Getting in touch with winter hunts now
By By Otha Barham / outdoors editor
Aug. 1, 2003
Hunters can't abide many months without doing something associated with pursuing game, and this includes even the steamy months of summer. That is one reason we will flock to the likes of the Meridian Star Outdoor Expo and the Mississippi Wildlife Federation's Wildlife Extravaganza. These events help satisfy a hunger to be using the outdoor products we see there and they fuel imaginary jaunts into nature's wilds that keep our batteries charged until autumn reality arrives.
Of course we read the outdoor publications in which writers take us to the hunting grounds of the world. And we watch the television shows filmed among the quaking mountain aspens of Montana or the giant ant hills of East Africa or the briar thickets of South Carolina or the greening flora of Missouri's turkey woods.
But what can we do with our hands right here in the air conditioning? Make stuff. I like to make stuff. Everyone has his or her own special leanings some folks are artistic and others cater to the more practical accouterments for hunting. Let's look at some ideas for practicing our craftsmanship. After all, if you create something really useful or imaginative, you are likely to enjoy it for a long time and the compliments from others won't hurt either.
I will address my own projects and hunters of my ilk later, but first let's consider the talented. My friend in North Dakota sometimes keeps his passion for the outdoors alive in the off season by making things that are both useful and artistic. The difference here is that instead of keeping the air conditioning going, Larry keeps plenty of wood on the fire. For months before and after hunting season, it can get cold enough in North Dakota to keep one inside as much as the August humidity does down South.
Larry made a powder horn from a steer horn he got off a skull on the Texas range. He plugged the large end with a piece of polished mesquite and put brass fittings for pouring powder on the small end. The shoulder strap he made from neatly platted split leather. Then he gave this art object to me as a gift. Too pretty to use, I have it displayed along with the knife he made for me from an old buggy spring he found on the northern prairie where Custer's men may have discarded it. The mule deer antler handles on the knife accent perfectly the blade, which is polished to a chrome-like finish that doubles as a mirror.
Another friend was so moved by the comings and goings of waterfowl, that he spent the spare days outside of duck season making duck calls superb duck calls.
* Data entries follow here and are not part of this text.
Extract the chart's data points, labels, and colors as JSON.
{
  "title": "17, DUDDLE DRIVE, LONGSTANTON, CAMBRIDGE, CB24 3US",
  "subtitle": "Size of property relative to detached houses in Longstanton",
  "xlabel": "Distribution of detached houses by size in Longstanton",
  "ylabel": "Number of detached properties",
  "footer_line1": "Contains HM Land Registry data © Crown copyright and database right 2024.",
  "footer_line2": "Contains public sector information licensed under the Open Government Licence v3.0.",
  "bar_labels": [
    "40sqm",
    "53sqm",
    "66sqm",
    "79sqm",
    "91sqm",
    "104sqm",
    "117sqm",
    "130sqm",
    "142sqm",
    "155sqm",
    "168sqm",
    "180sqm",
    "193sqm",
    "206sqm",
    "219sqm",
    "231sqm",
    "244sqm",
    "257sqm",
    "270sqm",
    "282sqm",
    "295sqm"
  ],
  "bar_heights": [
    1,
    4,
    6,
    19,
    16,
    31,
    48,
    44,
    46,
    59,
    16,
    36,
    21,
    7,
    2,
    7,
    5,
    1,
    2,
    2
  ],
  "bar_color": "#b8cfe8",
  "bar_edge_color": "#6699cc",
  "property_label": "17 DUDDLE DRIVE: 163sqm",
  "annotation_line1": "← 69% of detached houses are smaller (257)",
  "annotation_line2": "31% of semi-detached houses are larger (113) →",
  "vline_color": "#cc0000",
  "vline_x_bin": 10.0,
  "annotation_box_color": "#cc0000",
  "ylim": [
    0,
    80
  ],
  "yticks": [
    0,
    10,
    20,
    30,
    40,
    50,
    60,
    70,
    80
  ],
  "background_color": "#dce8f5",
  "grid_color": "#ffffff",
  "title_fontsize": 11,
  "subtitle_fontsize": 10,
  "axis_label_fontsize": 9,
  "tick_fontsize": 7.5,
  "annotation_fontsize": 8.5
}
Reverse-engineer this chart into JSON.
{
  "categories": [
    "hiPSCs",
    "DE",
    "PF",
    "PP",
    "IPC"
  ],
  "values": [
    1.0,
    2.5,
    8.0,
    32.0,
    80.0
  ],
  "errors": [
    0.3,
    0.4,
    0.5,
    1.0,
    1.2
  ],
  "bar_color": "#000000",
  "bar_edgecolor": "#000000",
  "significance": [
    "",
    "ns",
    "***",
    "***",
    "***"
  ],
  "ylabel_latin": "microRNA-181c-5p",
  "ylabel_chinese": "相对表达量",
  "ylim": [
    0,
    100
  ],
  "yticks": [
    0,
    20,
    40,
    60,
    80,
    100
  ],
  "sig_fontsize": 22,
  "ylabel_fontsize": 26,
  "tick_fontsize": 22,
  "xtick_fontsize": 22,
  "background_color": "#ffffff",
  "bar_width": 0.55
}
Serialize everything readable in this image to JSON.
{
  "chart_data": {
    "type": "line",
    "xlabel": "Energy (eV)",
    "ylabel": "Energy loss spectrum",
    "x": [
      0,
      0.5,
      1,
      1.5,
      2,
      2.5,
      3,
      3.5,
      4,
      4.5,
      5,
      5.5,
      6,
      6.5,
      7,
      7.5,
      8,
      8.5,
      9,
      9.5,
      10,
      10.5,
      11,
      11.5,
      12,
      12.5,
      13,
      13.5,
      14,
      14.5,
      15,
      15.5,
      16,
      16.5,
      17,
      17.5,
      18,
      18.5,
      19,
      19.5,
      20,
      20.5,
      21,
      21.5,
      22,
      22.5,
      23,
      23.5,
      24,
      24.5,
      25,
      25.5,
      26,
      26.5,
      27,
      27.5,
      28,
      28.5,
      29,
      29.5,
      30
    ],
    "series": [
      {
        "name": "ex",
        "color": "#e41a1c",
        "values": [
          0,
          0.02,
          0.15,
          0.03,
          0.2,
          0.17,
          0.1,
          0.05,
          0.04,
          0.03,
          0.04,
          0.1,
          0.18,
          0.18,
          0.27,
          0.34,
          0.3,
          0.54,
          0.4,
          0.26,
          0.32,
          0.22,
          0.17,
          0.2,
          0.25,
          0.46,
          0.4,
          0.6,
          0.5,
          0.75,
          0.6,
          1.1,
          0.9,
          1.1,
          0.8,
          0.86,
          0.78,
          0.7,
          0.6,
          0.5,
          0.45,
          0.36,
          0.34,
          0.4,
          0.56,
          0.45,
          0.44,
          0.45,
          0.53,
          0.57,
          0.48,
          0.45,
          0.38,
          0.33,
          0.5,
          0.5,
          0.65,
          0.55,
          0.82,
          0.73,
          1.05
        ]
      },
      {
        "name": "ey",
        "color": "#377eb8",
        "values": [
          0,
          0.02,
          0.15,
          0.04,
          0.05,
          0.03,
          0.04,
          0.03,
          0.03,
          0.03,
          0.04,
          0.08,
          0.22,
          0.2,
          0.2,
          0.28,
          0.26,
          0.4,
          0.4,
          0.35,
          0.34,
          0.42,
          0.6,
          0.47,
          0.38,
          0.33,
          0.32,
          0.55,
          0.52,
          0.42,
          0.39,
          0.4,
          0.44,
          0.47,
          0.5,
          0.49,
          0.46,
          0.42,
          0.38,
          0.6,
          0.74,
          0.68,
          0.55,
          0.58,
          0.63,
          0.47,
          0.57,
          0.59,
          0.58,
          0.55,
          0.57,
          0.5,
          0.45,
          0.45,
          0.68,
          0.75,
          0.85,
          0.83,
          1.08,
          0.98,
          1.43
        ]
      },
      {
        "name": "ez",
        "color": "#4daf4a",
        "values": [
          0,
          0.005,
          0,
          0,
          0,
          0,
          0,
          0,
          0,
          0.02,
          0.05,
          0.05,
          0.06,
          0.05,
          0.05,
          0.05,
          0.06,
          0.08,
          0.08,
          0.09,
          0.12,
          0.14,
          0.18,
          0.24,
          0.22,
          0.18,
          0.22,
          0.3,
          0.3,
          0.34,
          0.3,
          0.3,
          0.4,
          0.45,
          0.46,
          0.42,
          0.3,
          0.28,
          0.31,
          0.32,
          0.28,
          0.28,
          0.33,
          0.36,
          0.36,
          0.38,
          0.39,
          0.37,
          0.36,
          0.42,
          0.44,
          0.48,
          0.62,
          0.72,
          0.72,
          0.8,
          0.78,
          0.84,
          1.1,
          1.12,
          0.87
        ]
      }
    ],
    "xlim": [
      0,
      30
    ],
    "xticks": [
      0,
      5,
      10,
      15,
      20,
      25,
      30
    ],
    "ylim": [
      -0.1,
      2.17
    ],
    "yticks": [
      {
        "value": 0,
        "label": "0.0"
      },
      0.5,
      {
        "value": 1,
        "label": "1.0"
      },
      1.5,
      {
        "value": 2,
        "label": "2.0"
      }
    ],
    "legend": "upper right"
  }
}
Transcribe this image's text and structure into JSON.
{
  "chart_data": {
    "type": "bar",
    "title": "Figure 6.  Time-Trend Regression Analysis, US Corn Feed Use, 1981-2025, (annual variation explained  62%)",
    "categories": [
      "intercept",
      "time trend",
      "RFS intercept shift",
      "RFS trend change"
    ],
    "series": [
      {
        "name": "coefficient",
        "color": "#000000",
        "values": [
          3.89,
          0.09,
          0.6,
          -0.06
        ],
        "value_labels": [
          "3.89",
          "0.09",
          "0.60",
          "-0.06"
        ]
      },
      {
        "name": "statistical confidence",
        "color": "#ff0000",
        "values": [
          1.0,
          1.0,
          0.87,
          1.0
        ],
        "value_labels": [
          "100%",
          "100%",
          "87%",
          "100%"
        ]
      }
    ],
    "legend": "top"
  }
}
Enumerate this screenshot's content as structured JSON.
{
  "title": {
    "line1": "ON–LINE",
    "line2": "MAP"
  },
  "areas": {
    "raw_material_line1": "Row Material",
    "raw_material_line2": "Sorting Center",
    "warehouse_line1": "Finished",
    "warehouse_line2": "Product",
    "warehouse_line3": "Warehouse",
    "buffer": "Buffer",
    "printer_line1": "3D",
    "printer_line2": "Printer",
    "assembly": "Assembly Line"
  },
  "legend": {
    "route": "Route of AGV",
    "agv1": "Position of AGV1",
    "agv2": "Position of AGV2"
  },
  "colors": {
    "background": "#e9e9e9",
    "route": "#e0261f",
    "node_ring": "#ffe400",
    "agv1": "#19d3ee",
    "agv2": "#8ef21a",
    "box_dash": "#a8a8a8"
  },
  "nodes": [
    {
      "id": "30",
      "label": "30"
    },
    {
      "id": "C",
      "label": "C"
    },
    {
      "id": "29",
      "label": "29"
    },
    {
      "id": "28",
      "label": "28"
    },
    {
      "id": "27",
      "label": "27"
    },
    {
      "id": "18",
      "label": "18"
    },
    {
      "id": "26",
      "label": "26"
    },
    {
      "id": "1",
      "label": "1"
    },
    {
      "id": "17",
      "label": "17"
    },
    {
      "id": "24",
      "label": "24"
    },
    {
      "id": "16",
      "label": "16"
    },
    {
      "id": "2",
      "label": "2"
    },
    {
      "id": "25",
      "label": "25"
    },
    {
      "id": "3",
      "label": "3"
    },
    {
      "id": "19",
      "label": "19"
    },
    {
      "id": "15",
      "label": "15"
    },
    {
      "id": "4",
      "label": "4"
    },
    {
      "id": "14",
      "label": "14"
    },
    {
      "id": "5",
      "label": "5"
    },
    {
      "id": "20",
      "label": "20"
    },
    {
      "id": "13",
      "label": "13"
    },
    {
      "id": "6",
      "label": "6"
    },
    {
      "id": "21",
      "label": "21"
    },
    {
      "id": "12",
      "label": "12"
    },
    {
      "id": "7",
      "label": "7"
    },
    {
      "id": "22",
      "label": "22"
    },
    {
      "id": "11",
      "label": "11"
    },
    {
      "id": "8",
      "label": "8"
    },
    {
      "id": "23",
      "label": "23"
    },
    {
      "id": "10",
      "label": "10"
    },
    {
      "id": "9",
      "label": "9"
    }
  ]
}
I was honored that he made one for me several years before his death. It's polished wood sends forth the perfect chuckles of a feeding mallard almost before you get it to your lips. It too, is such a piece of art that it has never accompanied me to the marsh.
Collectibles aside, there are plenty of simple projects that can be crafted by the rest of us. I am particularly proud of a holster I made 45 years ago for my little Iver Johnson .22 pistol. It has rivets that show my hammer marks and the buckle I made from stiff wire has plier marks aplenty, but it has carried the little revolver on my belt all these years to more places than I will ever see again.
Rifle slings. They are fun to make. I set out to make the lightest one on earth to go along with my mountain rifle, that coincidently I lightened several ounces from its factory weight. The result is a sling that is so light that I have to keep it in a drawer for fear it might go floating off somewhere. A light, inch-wide nylon strap with the new nylon swivels and a thin leather shoulder pad will carry your rifle up steep slopes just as well as the stout factory models, and without the bulk and weight.
Game carriers for toting birds, squirrels, rabbits, ducks etc. can be easily fashioned from coat hangers. Turkey callers have been made from almost anything snuff cans, various species of wood, slate, latex rubber and even terrapin shells.
Ideas for hot weather projects are endless. Take part in your winter hunt now by creating a piece of gear that will later serve your needs afield. It might still be around 45 years from now and stimulate a little pride.